Mrs. Moore’s vision swam with pure terror in the unforgiving overhead lights of the supermarket, and simply functioning was already the limit of her abilities. Her mouth kept filling up with saliva and nervous gulps and swallows in case she was suddenly expected to speak had her feeling off-kilter and short of breath.

“Did you get that hon, or you need me to show you again?” Tracy asked, doing a performative slow turn away from the Food Lion register to give Mrs. Moore that unreadable stare again.

Just beyond Tracy in the checkout aisle, a bearded man who was waiting on them to finish the sale and hand over a receipt regarded Mrs. Moore with visible impatience. A gamut of grocery items had already been piled onto their conveyor by the next customer, who was also standing there, and beyond him there was the next, and the next—a line of them had formed.

“Uh, it’s—I think I got it,” Mrs. Moore lied.

She absolutely couldn’t bear the pressure of holding everyone up, and she had no way to articulate that she didn’t understand the sales process, that Tracy was moving through things too fast for her to follow, that there was no way to ask her to slow down when everyone was standing there in a row, irritated, staring them down. The gallon jugs of milk were forming beads of condensation as they warmed, frozen goods were surely thawing out, vegetable stalks tied up in those transparent produce bags wilted in the roaring overhead heat of the Food Lion.
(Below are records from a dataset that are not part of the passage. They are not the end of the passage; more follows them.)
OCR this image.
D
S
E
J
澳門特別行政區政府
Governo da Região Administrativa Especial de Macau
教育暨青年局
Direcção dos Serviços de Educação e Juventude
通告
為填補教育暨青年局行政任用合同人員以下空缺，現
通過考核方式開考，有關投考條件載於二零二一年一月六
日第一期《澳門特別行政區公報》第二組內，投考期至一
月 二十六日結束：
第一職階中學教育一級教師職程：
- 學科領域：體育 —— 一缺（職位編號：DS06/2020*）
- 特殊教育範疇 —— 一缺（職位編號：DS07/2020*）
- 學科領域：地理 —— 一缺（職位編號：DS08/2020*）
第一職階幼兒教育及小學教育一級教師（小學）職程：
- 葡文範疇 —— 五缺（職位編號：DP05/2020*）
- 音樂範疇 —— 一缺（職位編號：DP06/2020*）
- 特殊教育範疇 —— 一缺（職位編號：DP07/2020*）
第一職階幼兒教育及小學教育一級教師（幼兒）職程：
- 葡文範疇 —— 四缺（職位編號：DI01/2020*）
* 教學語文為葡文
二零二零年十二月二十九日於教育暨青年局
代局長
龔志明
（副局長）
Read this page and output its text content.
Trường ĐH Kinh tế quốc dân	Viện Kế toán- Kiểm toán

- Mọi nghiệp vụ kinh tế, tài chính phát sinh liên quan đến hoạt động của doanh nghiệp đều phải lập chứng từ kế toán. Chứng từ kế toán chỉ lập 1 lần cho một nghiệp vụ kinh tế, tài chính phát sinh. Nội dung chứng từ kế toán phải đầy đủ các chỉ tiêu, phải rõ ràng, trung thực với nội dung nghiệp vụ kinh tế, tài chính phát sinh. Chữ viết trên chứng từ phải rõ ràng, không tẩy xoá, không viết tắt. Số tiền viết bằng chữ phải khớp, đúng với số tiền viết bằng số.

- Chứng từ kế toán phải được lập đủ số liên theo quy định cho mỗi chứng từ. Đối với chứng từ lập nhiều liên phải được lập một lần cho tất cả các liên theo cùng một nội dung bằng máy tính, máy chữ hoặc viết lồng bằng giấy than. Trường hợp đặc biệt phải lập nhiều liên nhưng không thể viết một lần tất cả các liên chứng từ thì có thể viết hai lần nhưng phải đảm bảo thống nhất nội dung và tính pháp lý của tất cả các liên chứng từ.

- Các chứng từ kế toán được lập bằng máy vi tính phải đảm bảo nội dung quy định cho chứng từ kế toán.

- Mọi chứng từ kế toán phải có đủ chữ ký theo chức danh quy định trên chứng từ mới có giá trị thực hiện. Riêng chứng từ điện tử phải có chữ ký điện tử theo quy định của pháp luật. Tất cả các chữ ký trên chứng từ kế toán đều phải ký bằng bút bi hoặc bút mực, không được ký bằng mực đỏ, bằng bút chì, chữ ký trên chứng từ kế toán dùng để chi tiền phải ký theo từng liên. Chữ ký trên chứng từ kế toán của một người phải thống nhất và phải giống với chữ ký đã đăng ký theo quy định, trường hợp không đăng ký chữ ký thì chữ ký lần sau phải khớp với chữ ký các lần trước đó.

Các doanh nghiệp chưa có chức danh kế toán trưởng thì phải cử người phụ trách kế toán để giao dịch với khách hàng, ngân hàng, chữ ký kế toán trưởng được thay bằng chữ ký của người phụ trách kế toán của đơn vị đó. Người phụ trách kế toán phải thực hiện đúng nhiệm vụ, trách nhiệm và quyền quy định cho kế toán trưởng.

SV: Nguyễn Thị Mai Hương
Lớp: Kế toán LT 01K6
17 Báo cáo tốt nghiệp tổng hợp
With nothing else but a dismissive look, Tracy turned back to her job and ripped off the receipt paper to hand to the man.

“You have yourself a nice day, now,” Tracy rasped.

“Have—have a nice day,” Mrs. Moore pleaded.

The man’s receipt was already crumpled in his hand, and he strode off without comment. Although at first glance the exchange seemed impolite, Mrs. Moore was recognizing now that the man wasn’t that miffed by the glacial speed of service. The customer, one of countless streaming by in an endless queue, wasn’t even thinking about them at all anymore. While waiting he was maybe annoyed, but the moment the hangup was resolved and he could move on, he had already forgotten them.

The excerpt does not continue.